Even when users go through these configurations, some settings (like access control lists or ACLs) can be extremely long and complex to manage. This means that extensive testing is required to validate each rule. When time is insufficient, insecure settings may persist. According to the Cloud Security Alliance’s report Top Threats to Cloud Computing: Egregious Eleven, “[a]n absence of effective change control is a common cause of misconfiguration in a cloud environment. Cloud environments and cloud computing methodologies differ from traditional information technology (IT) in ways that make changes more difficult to control.”

This is because unlike in on-premise deployments, “infrastructure elements that were static in the corporate data center are now abstracted to software in the cloud.”

Securing the Cloud from Stormy Weather

Misconfigurations may be common, but now that 21 percent of files in the cloud contain sensitive information, businesses must improve their data-security game with a multi-point security approach.

Generally speaking, network traffic analytics and user behavioral analysis can be used to spot anomalies that can alert IT to misconfigurations – as well as exposures that occur due to misconfigurations.

Since cloud platforms are inherently network-connected deployments, network traffic is a major way to understand how data is moving across these systems. In the case of AWS, Virtual Private Cloud (VPC) log information provides a clear picture of how data traverses Amazon’s network to individual systems within AWS.

But VPC logs don’t provide a complete picture if the system can be accessed outside the corporate network. Organizations must also ensure that access to cloud systems is restricted to individuals that authorized to tap into specific data on the corporate network. By requiring individuals to be physically present and authenticated on the network, organizations can track user behavior from everyone on the network.

When physical presence isn’t possible, such as with remote employees, organizations should require employees to log on through the corporate VPN or other service that requires proper authentication (single sign-on, token validations, valid user credentials for corporate access, etc.), before connecting to corporate resources.

Meanwhile, network analysis alerts organizations when employees communicate with cloud systems they don’t regularly connect to, and it allows security teams to spot potentially unauthorized access when a new connection takes place.

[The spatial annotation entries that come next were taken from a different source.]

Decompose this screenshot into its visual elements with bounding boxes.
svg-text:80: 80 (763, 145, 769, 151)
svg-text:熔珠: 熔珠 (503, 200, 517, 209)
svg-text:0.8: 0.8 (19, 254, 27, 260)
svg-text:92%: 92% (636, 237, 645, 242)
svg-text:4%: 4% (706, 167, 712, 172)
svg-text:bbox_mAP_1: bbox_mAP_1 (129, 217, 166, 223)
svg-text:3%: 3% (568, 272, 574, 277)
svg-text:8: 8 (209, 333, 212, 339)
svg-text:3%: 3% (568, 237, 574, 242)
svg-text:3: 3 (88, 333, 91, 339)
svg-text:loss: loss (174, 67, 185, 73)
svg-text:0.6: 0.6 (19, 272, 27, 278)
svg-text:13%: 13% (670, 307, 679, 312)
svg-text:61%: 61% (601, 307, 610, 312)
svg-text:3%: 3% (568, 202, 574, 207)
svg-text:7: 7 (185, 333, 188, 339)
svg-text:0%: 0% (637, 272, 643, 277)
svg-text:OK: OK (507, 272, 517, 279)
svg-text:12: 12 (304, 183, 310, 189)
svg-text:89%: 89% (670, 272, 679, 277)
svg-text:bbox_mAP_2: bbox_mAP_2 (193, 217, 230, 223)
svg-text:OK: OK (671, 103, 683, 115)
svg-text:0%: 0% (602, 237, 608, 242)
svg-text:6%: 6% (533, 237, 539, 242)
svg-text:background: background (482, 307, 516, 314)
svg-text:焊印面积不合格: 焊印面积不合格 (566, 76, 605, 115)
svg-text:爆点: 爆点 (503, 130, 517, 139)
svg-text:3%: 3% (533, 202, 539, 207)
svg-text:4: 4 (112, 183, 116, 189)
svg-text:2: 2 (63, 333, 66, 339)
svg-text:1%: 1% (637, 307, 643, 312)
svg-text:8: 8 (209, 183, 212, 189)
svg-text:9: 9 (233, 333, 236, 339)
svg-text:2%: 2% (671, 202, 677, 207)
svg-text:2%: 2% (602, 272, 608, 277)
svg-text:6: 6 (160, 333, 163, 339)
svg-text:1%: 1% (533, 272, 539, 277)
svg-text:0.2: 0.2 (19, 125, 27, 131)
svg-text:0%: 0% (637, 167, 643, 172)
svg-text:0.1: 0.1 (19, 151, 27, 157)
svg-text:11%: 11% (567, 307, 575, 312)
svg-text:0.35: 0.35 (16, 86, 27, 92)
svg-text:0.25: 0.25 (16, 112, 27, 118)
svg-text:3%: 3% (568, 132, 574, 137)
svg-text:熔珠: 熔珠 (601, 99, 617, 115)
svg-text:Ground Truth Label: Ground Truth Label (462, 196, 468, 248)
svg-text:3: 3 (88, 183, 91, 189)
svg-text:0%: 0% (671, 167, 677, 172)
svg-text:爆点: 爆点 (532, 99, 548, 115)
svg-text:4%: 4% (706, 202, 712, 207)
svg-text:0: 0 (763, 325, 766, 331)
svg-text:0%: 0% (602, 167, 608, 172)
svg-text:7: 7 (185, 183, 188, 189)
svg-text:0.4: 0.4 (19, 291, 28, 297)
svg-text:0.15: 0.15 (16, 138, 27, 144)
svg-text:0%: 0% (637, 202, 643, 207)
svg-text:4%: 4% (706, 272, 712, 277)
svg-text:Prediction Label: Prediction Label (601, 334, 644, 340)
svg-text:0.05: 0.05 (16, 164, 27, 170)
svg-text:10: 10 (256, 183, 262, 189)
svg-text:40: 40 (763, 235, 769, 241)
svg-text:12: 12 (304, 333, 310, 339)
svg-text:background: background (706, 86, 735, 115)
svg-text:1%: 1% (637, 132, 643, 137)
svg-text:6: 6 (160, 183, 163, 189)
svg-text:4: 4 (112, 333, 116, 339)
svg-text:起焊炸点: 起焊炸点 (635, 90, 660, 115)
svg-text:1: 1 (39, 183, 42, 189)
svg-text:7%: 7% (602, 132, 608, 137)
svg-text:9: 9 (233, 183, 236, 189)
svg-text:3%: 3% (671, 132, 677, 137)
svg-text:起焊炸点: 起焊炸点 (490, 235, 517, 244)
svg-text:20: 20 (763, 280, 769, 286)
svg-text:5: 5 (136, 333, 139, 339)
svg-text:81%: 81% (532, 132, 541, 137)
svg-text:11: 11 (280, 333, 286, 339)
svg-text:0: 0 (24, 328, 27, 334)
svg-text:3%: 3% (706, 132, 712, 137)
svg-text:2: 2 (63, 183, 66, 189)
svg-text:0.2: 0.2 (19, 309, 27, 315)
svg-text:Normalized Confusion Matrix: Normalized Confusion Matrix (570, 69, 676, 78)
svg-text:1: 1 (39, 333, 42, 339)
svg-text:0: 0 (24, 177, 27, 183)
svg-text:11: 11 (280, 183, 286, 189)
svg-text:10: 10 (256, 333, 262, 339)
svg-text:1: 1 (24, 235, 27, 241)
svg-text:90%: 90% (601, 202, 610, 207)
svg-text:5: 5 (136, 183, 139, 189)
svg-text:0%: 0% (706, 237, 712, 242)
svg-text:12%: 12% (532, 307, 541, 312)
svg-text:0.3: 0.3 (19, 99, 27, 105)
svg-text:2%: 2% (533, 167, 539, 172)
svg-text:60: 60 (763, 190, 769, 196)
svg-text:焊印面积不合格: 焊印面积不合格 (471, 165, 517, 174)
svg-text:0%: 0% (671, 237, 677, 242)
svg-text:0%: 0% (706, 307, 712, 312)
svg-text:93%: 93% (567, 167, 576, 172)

For example, it would be strange to have members of human resources or marketing connecting to a cloud system that maintains research and development resources, especially if the individual has never connected to the system before. In such instances, security teams can identify misconfigurations — and also any additional problems like stolen employee credentials, rogue employees and malware, based on the network traffic patterns.

Finding the Data Leak in the Cloud

As mentioned, network traffic can be a foundational resource for finding misconfigurations. While ACLs are crucial to stopping unauthorized connections, network traffic should also be used to verify that the rules are working as intended.

By seeing how resources communicate with one another, network and security teams can see when rogue agents are connecting to privileged resources or violating firewall rules. When security protocols are in place, and network traffic can verify that no unauthorized connections are taking place, businesses can verify that their cloud deployments are functioning as intended.

As the number of connections and the threat landscape grow, businesses must ensure their cloud buckets are properly configured, and that users are not abusing systems or being granted unauthorized access. Adding a few extra layers of security can go a long way in that effort.